Les relations politiques et économiques qui unissent les États-Unis et l’Europe depuis la Seconde Guerre mondiale traversent une nouvelle ère. Le dernier signe est venu de Strasbourg hier. Dans son discours au Parlement européen, également suivi par le Premier ministre canadien Mark Carney, la présidente de la Commission européenne, Ursula von der Leyen, a annoncé qu’elle souhaitait œuvrer pour que le Canada devienne le premier « membre associé » de l’Union européenne. Carney a déclaré il y a quelques jours que le Canada ne souhaitait pas devenir membre à part entière de l’UE, mais cherchait à établir une « alliance unique » avec l’Europe.
Trump a rapproché le Canada de l’Europe
Le président américain Donald Trump est le déclencheur de cette évolution actuelle. L’économie canadienne est presque complètement intégrée à celle des États-Unis depuis des décennies. Cependant, lors du deuxième mandat de Donald Trump à la présidence, les relations commerciales entre les deux voisins ont subi de durs coups. Trump a imposé des droits de douane supplémentaires de 50 pour cent sur certains produits canadiens en juillet. L’échec des négociations commerciales entre Ottawa et Washington a également accéléré la recherche de nouveaux marchés par le Canada. Tandis que le Canada renforce ses relations commerciales avec la Chine, il vise également à accroître ses relations commerciales déjà solides avec l’Europe. Il existe déjà un accord de libre-échange CETA entre l’Union européenne (UE) et le Canada.

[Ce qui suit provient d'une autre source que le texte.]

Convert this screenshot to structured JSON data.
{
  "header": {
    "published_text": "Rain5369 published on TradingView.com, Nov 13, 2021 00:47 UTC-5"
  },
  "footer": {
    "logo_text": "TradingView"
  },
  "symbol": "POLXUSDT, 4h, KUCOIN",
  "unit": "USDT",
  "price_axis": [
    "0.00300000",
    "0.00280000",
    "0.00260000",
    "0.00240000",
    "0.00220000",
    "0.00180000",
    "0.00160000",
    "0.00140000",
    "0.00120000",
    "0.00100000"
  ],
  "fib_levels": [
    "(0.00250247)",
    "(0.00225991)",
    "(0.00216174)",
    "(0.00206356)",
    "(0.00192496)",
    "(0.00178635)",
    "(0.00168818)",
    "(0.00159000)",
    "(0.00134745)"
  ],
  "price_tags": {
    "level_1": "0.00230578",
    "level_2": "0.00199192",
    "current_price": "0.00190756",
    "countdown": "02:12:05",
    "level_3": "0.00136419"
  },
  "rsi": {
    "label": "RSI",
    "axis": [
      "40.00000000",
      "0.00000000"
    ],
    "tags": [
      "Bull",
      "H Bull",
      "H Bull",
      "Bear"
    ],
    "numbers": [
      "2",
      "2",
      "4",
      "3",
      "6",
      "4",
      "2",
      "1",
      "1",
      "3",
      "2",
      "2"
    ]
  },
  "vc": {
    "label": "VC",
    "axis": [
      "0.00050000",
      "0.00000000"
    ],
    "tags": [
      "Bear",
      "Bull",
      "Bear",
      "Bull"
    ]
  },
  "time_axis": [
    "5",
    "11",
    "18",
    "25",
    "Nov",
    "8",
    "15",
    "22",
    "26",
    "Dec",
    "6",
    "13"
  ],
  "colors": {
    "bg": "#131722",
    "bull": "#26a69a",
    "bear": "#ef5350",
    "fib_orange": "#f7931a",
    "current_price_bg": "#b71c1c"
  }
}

Selon von der Leyen, les deux parties souhaitent travailler plus étroitement dans les domaines de la défense, de l’intelligence artificielle, des minéraux critiques, de l’énergie et de la région arctique.
ROUTES CONVERTIES EN DÉFENSE
Le Canada a signé en février un accord pour rejoindre le programme de défense commune SAFE de l’UE, doté de 150 milliards d’euros. Ainsi, la voie a été ouverte pour que les entreprises canadiennes participent aux appels d’offres conjoints européens en matière de défense. Le Canada participe également au projet de mobilité militaire PESCO de l’UE depuis 2021. Selon des publications occidentales sur la défense, le renforcement par l’Europe et le Canada de leurs propres industries de défense et de leurs systèmes d’approvisionnement conjoints constitue un élément important de la quête visant à réduire la dépendance à l’égard de Washington.
L’UE ET LES ÉTATS-UNIS SONT-ILS VRAIMENT EN DISTRIBUTION ?
Malgré toutes les tensions politiques, militaires et commerciales, les chiffres économiques ne montrent pas encore de « rupture » entre les partis. Les échanges de biens et de services entre l’UE et les États-Unis atteindront 1 770 milliards d’euros en 2025. Le montant total des investissements mutuels des deux parties dépasse 4 800 milliards d’euros. L’UE a également conclu un nouvel accord douanier avec le gouvernement américain en 2025, et certaines dispositions de l’accord sont également entrées en vigueur en juin. Selon les experts, ils tentent de créer un nouveau bloc occidental sans se séparer des États-Unis mais sans centrer Washington.
AUCUN STATUT DE MEMBRE ASSOCIÉ
Il existe également un obstacle important à la proposition de von der Leyen. Il n’existe pas de statut juridique appelé « membre associé » dans le droit de l’UE. Dans ce contexte, on ne sait pas exactement quels seront les droits du Canada, s’il participera au budget de l’UE, dans quelle mesure il entrera dans le marché commun ou comment il sera représenté dans les mécanismes décisionnels. D’un autre côté, il n’est pas possible pour Von der Leyen d’amener le Canada à elle seule à adopter un tel modèle de partenariat. Pour que cela se produise, les pays de l’UE doivent se mettre d’accord sur un modèle politique et juridique. Dans ce contexte, les préparatifs pour l’UE se poursuivent. La première réunion concernant le nouveau statut de partenariat devrait avoir lieu à Montréal les 29 et 30 octobre.